Dr Syariz: During this recovery period, your child needs a good source of protein such as eggs, chicken, fish or meat along with Vitamin C to hasten their recovery. Avoid sports during this period but leisurely activities such as walking; going shopping is not a problem.
10. Motherhood: With so many options available to parents for circumcising their child, what advice would you give them to help them choose the right clinic, doctor or method? Also, what would be the cost?

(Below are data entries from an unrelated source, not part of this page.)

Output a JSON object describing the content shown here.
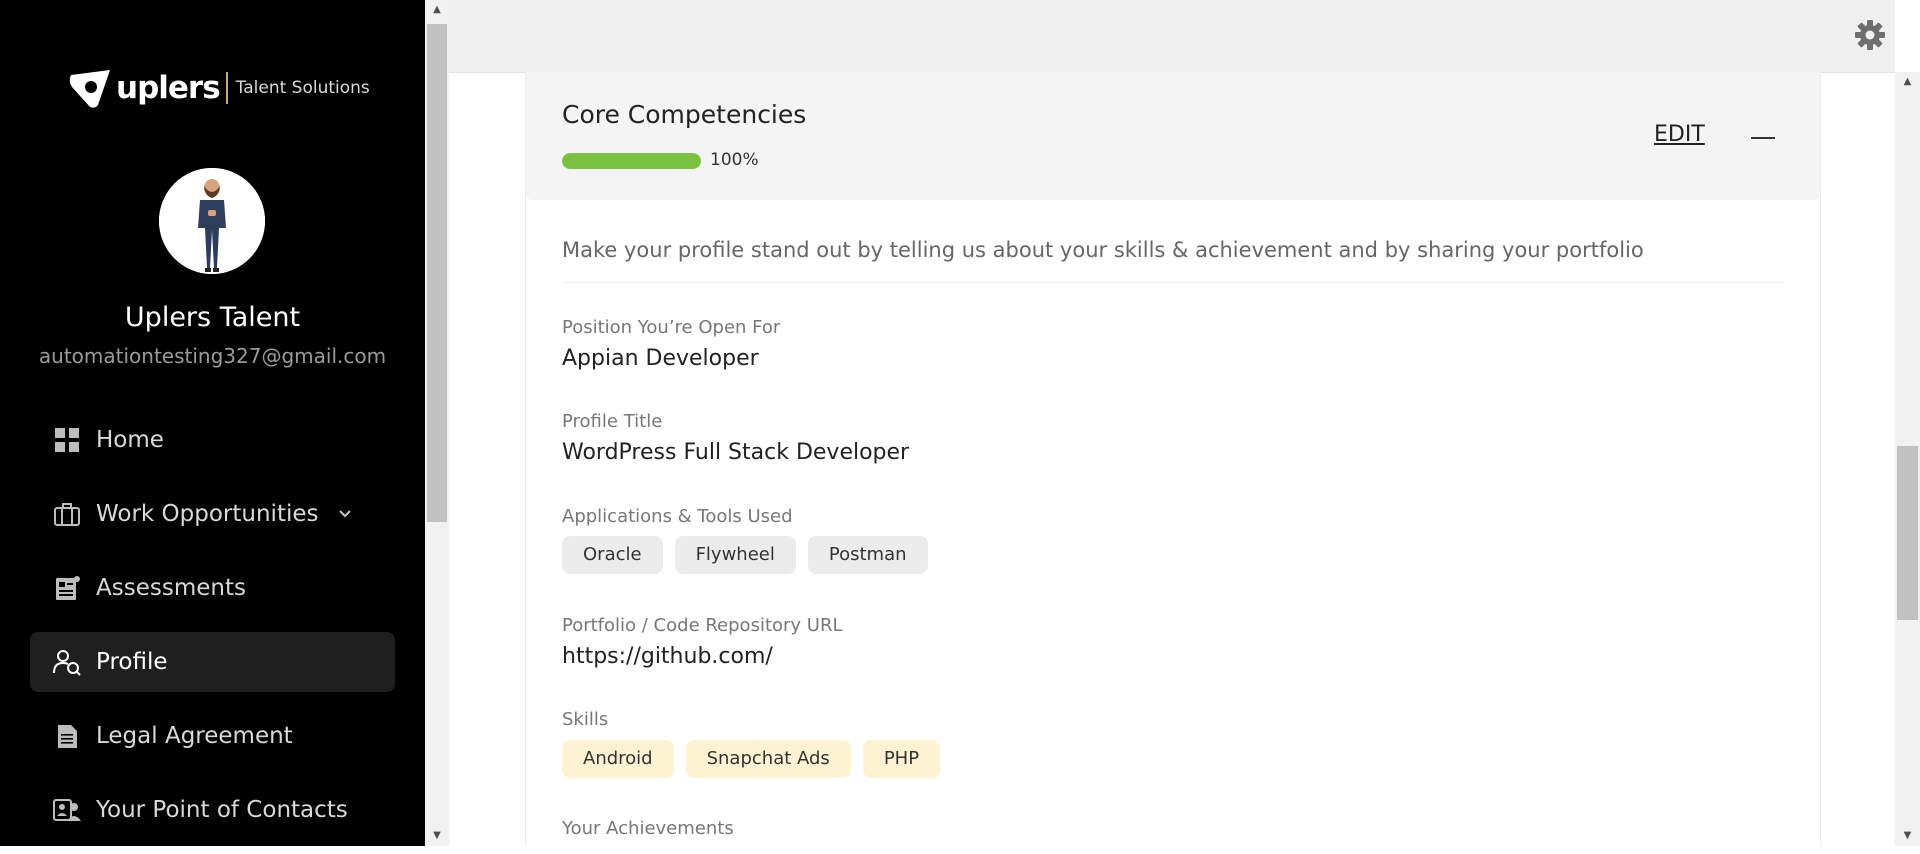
{
  "brand": {
    "name": "uplers",
    "subtitle": "Talent Solutions"
  },
  "user": {
    "name": "Uplers Talent",
    "email": "automationtesting327@gmail.com"
  },
  "nav": {
    "items": [
      {
        "label": "Home",
        "icon": "grid-icon"
      },
      {
        "label": "Work Opportunities",
        "icon": "briefcase-icon",
        "has_dropdown": true
      },
      {
        "label": "Assessments",
        "icon": "assessment-icon"
      },
      {
        "label": "Profile",
        "icon": "profile-search-icon",
        "active": true
      },
      {
        "label": "Legal Agreement",
        "icon": "document-icon"
      },
      {
        "label": "Your Point of Contacts",
        "icon": "contacts-icon"
      }
    ]
  },
  "section": {
    "title": "Core Competencies",
    "progress": 100,
    "progress_label": "100%",
    "edit_label": "EDIT",
    "intro": "Make your profile stand out by telling us about your skills & achievement and by sharing your portfolio"
  },
  "fields": {
    "position": {
      "label": "Position You’re Open For",
      "value": "Appian Developer"
    },
    "profile_title": {
      "label": "Profile Title",
      "value": "WordPress Full Stack Developer"
    },
    "tools": {
      "label": "Applications & Tools Used",
      "items": [
        "Oracle",
        "Flywheel",
        "Postman"
      ]
    },
    "portfolio": {
      "label": "Portfolio / Code Repository URL",
      "value": "https://github.com/"
    },
    "skills": {
      "label": "Skills",
      "items": [
        "Android",
        "Snapchat Ads",
        "PHP"
      ]
    },
    "achievements": {
      "label": "Your Achievements"
    }
  },
  "colors": {
    "progress": "#7ac142",
    "skill_tag": "#fdf3d3",
    "tool_tag": "#ececec",
    "sidebar": "#000000"
  }
}
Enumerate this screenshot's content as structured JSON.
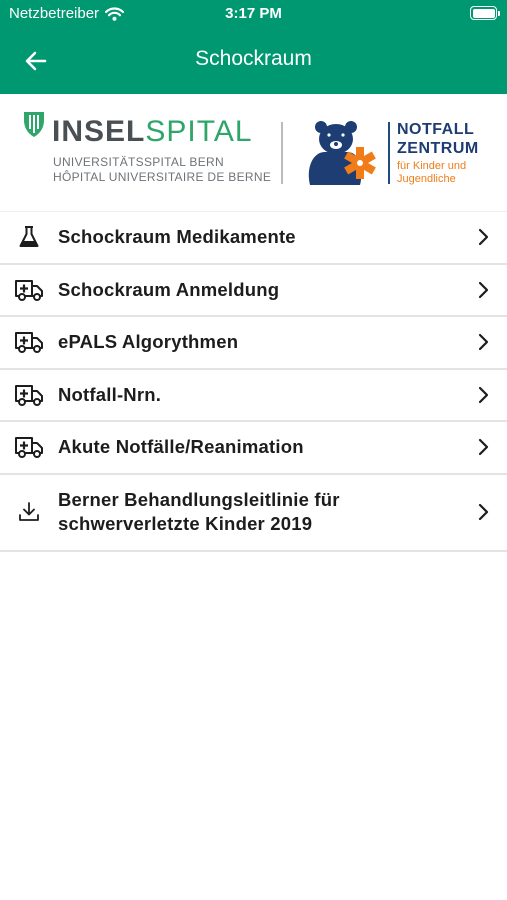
{
  "status_bar": {
    "carrier": "Netzbetreiber",
    "time": "3:17 PM",
    "icons": [
      "wifi-icon",
      "battery-icon"
    ]
  },
  "nav": {
    "title": "Schockraum",
    "back_icon": "arrow-left-icon"
  },
  "logos": {
    "insel_bold": "INSEL",
    "insel_light": "SPITAL",
    "insel_line1": "UNIVERSITÄTSSPITAL BERN",
    "insel_line2": "HÔPITAL UNIVERSITAIRE DE BERNE",
    "notfall_line1": "NOTFALL",
    "notfall_line2": "ZENTRUM",
    "notfall_sub1": "für Kinder und",
    "notfall_sub2": "Jugendliche"
  },
  "menu": {
    "items": [
      {
        "label": "Schockraum Medikamente",
        "icon": "flask-icon"
      },
      {
        "label": "Schockraum Anmeldung",
        "icon": "ambulance-icon"
      },
      {
        "label": "ePALS Algorythmen",
        "icon": "ambulance-icon"
      },
      {
        "label": "Notfall-Nrn.",
        "icon": "ambulance-icon"
      },
      {
        "label": "Akute Notfälle/Reanimation",
        "icon": "ambulance-icon"
      },
      {
        "label": "Berner Behandlungsleitlinie für schwerverletzte Kinder 2019",
        "icon": "download-icon"
      }
    ]
  },
  "colors": {
    "header": "#009870",
    "insel_green": "#2ea66a",
    "notfall_blue": "#1e3d73",
    "notfall_orange": "#f07d1a"
  }
}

Dr Syariz: Choose a clinic which can give your child the best explanation before the procedure and can repair a complication after the procedure should the need arise. A simple complication such as bleeding is normal and should be accepted. In general, circumcision is divided into three basic techniques ─ using a stitch, a clamp or a sutureless technique. Each of these techniques needs different post procedural care. Choose a technique to your liking. As circumcision is the most common procedure done in Malaysia, a local Tok Mudim, a trained medical assistant, a general practitioner in a clinic, or a doctor or consultant can perform the procedure. The price will vary according to the technique used, facilities offered and expertise of the doctor. In GP settings, the price usually starts from RM150 onwards while in a private hospital where a consultant performs the procedure, the price usually starts from RM2,500.
Circumcision is a once in a lifetime experience for a child. Choose your doctor properly and get it done correctly.